Marie-George Buffet m'a reproché ma modération. Si je revendique une certaine modération c'est que ce que je demande est simple : il s'agit de la démocratisation de notre système. Je lui concède en revanche qu'il n'est pas anodin de parler de VIe République, ce à quoi j'incline, car cela permet en effet de marquer la rupture et de mobiliser les citoyens autour de l'idée qu'il faut inventer le système politique du xxie siècle qui vienne se substituer au système actuel pensé dans les années vingt et trente.
Il s'agit moins d'inventer des choses miraculeuses que d'innover dans la manière de conduire les réformes : une VIe République n'aura de sens que si elle est le produit d'un débat très large de la société sur la démocratie, ce qui va bien au-delà des institutions. Pour reprendre et paraphraser le titre d'un ouvrage de Michel Crozier, On ne change pas la société par décret, on ne la change pas non plus par la Constitution. J'ajoute que confier d'emblée l'élaboration de la constitution à une assemblée constituante me paraît une solution du passé, dans une époque qui offre la possibilité de débats plus riches et plus décentralisés.

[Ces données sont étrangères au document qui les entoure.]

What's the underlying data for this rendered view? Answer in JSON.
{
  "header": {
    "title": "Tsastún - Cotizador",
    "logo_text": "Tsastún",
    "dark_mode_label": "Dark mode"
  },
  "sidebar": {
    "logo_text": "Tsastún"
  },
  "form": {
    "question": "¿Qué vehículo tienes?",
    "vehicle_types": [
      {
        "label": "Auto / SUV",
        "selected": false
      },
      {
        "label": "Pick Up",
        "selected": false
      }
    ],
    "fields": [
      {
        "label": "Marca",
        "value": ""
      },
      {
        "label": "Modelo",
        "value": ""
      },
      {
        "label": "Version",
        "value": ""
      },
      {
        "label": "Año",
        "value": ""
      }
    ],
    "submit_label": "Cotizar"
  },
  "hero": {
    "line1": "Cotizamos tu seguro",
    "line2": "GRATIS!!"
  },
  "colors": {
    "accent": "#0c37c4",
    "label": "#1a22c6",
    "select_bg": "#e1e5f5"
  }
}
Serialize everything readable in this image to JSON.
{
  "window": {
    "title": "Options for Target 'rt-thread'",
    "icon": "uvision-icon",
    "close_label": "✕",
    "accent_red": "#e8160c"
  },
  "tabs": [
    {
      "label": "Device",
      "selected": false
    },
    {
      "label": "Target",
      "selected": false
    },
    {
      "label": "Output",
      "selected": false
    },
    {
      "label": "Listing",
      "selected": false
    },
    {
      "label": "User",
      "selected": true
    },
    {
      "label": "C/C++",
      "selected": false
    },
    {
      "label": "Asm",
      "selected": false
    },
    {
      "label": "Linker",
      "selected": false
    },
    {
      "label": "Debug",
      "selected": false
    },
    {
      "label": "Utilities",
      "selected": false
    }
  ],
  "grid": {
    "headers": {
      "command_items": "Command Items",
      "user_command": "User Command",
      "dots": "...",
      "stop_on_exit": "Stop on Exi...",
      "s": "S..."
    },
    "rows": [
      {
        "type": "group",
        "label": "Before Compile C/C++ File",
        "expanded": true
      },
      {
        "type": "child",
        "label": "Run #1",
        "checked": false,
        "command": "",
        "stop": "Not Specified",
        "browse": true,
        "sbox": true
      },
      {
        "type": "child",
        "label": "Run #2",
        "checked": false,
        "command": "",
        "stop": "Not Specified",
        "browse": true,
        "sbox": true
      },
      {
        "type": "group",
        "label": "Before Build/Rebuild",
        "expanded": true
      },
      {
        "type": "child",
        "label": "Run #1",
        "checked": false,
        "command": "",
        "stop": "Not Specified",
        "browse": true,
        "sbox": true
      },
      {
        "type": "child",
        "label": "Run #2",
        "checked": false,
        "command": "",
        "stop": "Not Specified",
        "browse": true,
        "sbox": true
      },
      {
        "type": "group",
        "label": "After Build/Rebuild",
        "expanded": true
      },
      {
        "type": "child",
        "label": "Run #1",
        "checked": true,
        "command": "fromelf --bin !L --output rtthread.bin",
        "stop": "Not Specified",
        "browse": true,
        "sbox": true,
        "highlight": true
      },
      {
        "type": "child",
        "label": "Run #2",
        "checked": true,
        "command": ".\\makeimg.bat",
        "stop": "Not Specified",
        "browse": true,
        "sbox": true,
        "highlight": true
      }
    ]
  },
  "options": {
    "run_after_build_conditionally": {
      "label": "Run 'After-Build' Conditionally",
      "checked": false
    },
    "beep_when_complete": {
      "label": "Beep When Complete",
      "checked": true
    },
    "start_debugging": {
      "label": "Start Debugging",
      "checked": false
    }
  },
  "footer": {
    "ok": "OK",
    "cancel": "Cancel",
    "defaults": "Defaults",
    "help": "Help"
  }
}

Je revendique enfin une forme d'audace à vouloir rompre avec notre rapport franco-français aux institutions. Certes, le Président de la République, dépossédé d'une partie de ses pouvoirs, verra son existence politique remise en question ; et alors ? Il est d'autres pays où les fonctions exercées par notre président le sont par le Premier ministre, y compris en ce qui concerne l'engagement des forces nucléaires. Il faut rompre avec notre amour du présidentialisme et nous départir de l'idée que les fonctions du Président de la République ne peuvent être remplies par un Premier ministre, responsable devant le Parlement.

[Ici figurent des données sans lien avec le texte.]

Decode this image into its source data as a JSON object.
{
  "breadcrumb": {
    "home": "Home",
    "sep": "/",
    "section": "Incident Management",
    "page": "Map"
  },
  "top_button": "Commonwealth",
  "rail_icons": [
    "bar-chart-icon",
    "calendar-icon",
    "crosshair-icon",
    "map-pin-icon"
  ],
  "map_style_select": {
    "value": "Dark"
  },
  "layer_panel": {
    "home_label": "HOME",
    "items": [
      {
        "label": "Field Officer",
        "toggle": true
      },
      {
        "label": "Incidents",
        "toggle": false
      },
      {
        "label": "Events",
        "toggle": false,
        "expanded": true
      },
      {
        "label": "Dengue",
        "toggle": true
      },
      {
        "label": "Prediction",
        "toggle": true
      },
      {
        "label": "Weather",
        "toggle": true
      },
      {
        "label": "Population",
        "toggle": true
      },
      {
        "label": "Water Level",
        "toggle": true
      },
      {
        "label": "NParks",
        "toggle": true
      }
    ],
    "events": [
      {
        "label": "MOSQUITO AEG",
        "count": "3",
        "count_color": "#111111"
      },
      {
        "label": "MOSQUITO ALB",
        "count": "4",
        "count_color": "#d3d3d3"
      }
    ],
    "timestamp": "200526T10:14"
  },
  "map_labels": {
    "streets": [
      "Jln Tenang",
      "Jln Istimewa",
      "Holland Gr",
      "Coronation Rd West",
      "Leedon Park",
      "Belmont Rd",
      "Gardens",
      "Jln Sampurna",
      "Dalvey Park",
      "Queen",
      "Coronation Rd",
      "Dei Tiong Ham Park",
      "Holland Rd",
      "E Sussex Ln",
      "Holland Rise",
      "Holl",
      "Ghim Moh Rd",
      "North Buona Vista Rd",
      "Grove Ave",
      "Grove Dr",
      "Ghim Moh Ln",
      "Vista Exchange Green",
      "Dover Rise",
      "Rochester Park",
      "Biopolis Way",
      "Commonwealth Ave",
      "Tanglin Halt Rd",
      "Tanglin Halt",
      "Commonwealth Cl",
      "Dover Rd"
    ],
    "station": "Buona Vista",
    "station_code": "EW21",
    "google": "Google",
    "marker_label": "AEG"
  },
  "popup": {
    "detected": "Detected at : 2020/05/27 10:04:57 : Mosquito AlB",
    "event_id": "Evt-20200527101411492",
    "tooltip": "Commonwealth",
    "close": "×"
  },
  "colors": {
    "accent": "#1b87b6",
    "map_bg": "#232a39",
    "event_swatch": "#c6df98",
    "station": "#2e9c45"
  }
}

L'audace sera aussi d'inventer de nouvelles fonctions politiques à même de prendre en charge les enjeux du long terme. C'est tout l'enjeu de la théorie politique institutionnelle du xxie siècle. C'est ainsi que je propose, pour rénover des institutions pensées depuis le xviiie siècle selon la logique des temps électoraux et nous donner la possibilité d'amorcer des politiques publiques dont les effets se projettent sur plusieurs siècle, un président du long terme, pourvu notamment du pouvoir d'interpellation, mais aussi une troisième chambre – le CESE – doté d'un pouvoir d'initiative législative sur ces questions. Je plaide, vous l'aurez compris, pour l'invention – audacieuse – d'un nouveau présent de la République.
Si le Président de la République est un arbitre, il ne faut pas supprimer son droit de dissolution – je pense que tous les constitutionnalistes en conviendront.
Pour ce qui concerne le mode de scrutin, je plaide pour un système majoritaire proportionnalisé par compensation, à l'image de ce qui se pratique en Allemagne où la moitié des députés est élue au scrutin majoritaire par circonscription, l'autre moitié étant élue au scrutin de liste de façon à corriger les inégalités de représentation. Pour remédier au défaut du système allemand, dans lequel les électeurs ne savent pas en votant quelle coalition ils vont porter au pouvoir, il faut instaurer un second tour, qui induise une « majoritarisation » des forces politiques. Quoi qu'il en soit, si l'on veut résoudre le problème de la représentativité de nos élus, qui est à mon sens notre problème majeur, il est indispensable de réformer le mode de scrutin.
Je ne pousserai pas l'audace jusqu'à instaurer un système de recall visant à responsabiliser le Président de la République. De tels dispositifs ne font que raccourcir encore les temps politiques ; ils coûtent de l'argent, mobilisent beaucoup de moyens et ouvrent la voie à l'action cachée des lobbies. Par ailleurs, si le vrai patron est le Premier ministre et qu'il est en permanence responsable devant sa majorité, la question de la responsabilité ne se pose plus dans les mêmes termes et l'idée du recall peut être écartée.
Monsieur le président Bartolone, vous avez défendu de façon assez convaincante un régime présidentiel à la française. Mon point de vue est différent : peu m'importent les pouvoirs de gouvernant du Président puisque je me situe dans la perspective d'un vrai régime parlementaire – à l'allemande, à l'italienne, à l'anglaise ou à l'espagnole – dans lequel le Premier ministre est le vrai patron.